The pore spaces of rocks are saturated with water below the water table, and groundwater is said to occur in the saturated zone. Immediately above the water table, water is drawn up into pore spaces by capillary forces into a thin area called the capillary fringe. Rocks above the water table, including the capillary fringe, form the unsaturated zone; although they do contain water, they are generally not completely saturated, and the water cannot be extracted.
Water is continually moving through the environment – we call this the water cycle. Water evaporates from the oceans, condenses into clouds and then falls on the land surface as rain, only to flow into rivers and back into the sea. However, there is one aspect of the water cycle that is often forgotten – groundwater. Rainfall doesn’t only reach rivers by running off over the land surface. Most of the rainfall will soak into the soil, which acts like a giant sponge.
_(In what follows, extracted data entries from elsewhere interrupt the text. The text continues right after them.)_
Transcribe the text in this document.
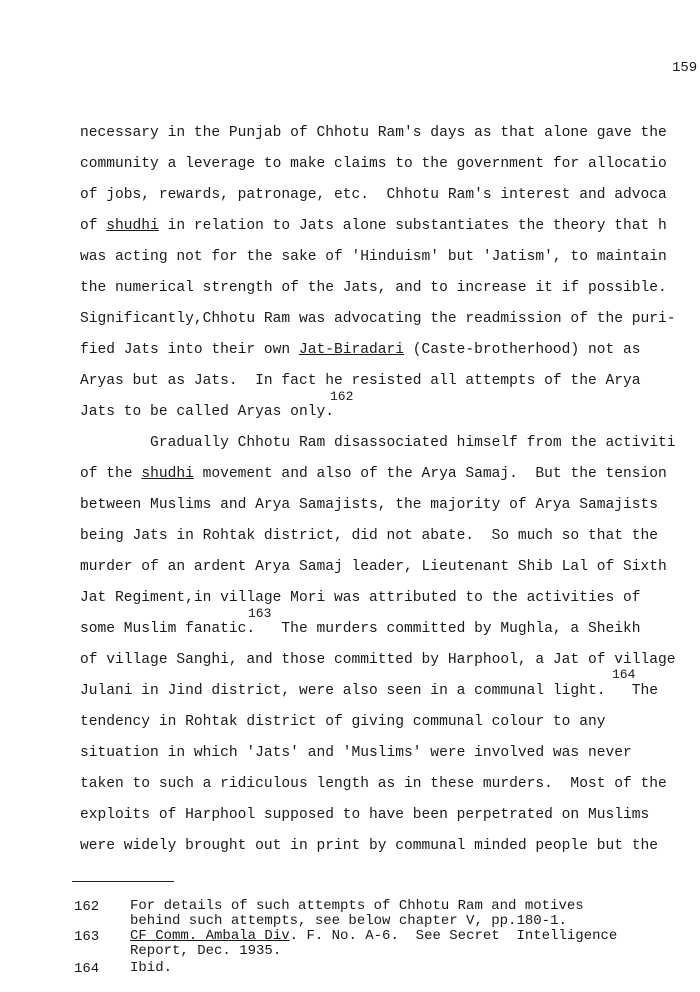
159
necessary in the Punjab of Chhotu Ram's days as that alone gave the
community a leverage to make claims to the government for allocatio
of jobs, rewards, patronage, etc.  Chhotu Ram's interest and advoca
of shudhi in relation to Jats alone substantiates the theory that h
was acting not for the sake of 'Hinduism' but 'Jatism', to maintain
the numerical strength of the Jats, and to increase it if possible.
Significantly,Chhotu Ram was advocating the readmission of the puri-
fied Jats into their own Jat-Biradari (Caste-brotherhood) not as
Aryas but as Jats.  In fact he resisted all attempts of the Arya
Jats to be called Aryas only.
Gradually Chhotu Ram disassociated himself from the activiti
of the shudhi movement and also of the Arya Samaj.  But the tension
between Muslims and Arya Samajists, the majority of Arya Samajists
being Jats in Rohtak district, did not abate.  So much so that the
murder of an ardent Arya Samaj leader, Lieutenant Shib Lal of Sixth
Jat Regiment,in village Mori was attributed to the activities of
some Muslim fanatic.   The murders committed by Mughla, a Sheikh
of village Sanghi, and those committed by Harphool, a Jat of village
Julani in Jind district, were also seen in a communal light.   The
tendency in Rohtak district of giving communal colour to any
situation in which 'Jats' and 'Muslims' were involved was never
taken to such a ridiculous length as in these murders.  Most of the
exploits of Harphool supposed to have been perpetrated on Muslims
were widely brought out in print by communal minded people but the
162
163
164
162 For details of such attempts of Chhotu Ram and motives
behind such attempts, see below chapter V, pp.180-1.
163 CF Comm. Ambala Div. F. No. A-6.  See Secret  Intelligence
Report, Dec. 1935.
164 Ibid.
In the earth some of the water will be taken up by plants and, through a process called transpiration, will return to the atmosphere, but some will soak further into the ground – a process called infiltration – and trickle downwards into the rocks, becoming groundwater. The level at which the rock becomes saturated is called the ‘groundwater table’. Water in this saturated zone will flow from where it has infiltrated to the point of discharge. This might be a spring, a river or the sea. Much of the flow of a river will be made up of discharging groundwater, and groundwater provides a vital role in supporting wetlands and stream flows.
Water is present almost everywhere underground, but some geological formations are impermeable – meaning that water can hardly flow through them – and some are permeable – they contain fine holes that allow water to flow. Permeable formations that contain groundwater are known as aquifers. The holes that water flows through can be spaces between individual grains in a rock like sandstone, or they can be networks of fine cracks. Very occasionally groundwater will flow in underground rivers, but this is the exception rather than the rule.
Today, groundwater comes from rain. The average annual rainfall over the UK is about 1100mm, ranging from more than 2500mm over highland Britain, to less than 600 mm on the lowlands of eastern England. A significant part, almost 500mm in lowland areas, evaporates, mainly in the summer. The remainder is available to infiltrate permeable rocks although where the rocks have low permeability or, where layers of relatively impermeable clay overlie them, part will flow over the ground as surface runoff. Water infiltrates the soil mainly in the winter and slowly moves down through the unsaturated zone, eventually reaching the water table and becoming groundwater.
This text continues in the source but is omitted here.